Maths has been a subject that has intrigued people going back hundreds and thousands of years, in fact, the first evidence of people counting was found on a bone in a cave between South Africa and Swaziland and is estimated to be over 40,000 years old. From this early beginning, Hart-Davis explains why people count using base 10 and base 60, something that we still do even today, before moving onto the mathematics that the Ancient Greeks did with squaring the circle and Pythagoras famous theorem.

They had bigger ideas though about what could be done with numbers and soon they were considering infinity, how to calculate Pi and how many prime numbers there were. The baton was passed to the Islamic world who gave us our numbering system that is still in use today, taught us how to solve quadratic equations and borrowed the concept of nothing from India.

Hart-Davis moves onto the Europeans with chapters on probability, imaginary numbers, the roots of calculus and Fibonacci sequence before covering game theory, the complexities of flow and the three-body problem. As the understanding of mathematics increased so the variety of things that it could describe, this was the era of statistics, Venn diagrams and chaos theory.

The final sections of the book have chapters on more modern mathematical solutions that describe how our modern communications systems work and some of the complex geometries that can be achieved with a little mathematical nous.
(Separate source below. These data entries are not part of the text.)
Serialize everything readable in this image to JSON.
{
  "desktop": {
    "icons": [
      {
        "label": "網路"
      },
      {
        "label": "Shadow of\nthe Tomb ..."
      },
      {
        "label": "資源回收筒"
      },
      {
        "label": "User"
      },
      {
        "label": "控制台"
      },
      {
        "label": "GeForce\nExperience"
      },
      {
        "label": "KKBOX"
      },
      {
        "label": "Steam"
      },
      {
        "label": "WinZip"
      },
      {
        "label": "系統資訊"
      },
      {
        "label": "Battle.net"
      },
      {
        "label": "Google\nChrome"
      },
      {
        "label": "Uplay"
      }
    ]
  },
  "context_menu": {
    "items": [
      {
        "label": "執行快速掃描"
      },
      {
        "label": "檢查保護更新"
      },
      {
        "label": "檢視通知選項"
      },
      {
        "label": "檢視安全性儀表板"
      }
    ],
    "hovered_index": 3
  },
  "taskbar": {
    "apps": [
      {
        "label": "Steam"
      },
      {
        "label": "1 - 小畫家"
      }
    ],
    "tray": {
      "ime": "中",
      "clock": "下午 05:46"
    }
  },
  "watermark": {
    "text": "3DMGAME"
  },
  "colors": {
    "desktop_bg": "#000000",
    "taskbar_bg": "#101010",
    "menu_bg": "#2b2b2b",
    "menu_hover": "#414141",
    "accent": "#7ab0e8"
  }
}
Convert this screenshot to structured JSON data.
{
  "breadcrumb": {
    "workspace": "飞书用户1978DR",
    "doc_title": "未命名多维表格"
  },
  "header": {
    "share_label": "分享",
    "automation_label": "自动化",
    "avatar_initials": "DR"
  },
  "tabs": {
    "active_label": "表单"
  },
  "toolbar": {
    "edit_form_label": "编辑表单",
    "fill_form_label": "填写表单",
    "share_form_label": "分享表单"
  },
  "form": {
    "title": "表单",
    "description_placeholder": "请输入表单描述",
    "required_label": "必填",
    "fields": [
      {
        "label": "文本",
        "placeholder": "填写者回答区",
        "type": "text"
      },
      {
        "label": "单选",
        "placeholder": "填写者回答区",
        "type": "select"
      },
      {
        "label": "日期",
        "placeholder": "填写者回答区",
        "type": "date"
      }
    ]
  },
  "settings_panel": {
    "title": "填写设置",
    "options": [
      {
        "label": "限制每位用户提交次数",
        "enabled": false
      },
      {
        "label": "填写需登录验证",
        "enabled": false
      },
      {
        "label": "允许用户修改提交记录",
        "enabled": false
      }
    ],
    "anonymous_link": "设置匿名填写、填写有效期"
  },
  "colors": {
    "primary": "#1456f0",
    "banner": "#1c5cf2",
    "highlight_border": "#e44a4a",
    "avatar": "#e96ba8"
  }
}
I thought that this was an approachable maths book that might even appeal to those that normally turn pale at the thought of a quadratic equation. Hart-Davis writes with a wry humour and it has clear and concise explanations of mathematical discoveries that have changed the way that we see the world and is laid out with lots of pictures and diagrams to make it feel a lot less like a textbook! I did spot the odd typo which baffled me on one of the chapters until I realised where the error was. Apart from that tiny omission, I thought that this was a nicely produced book.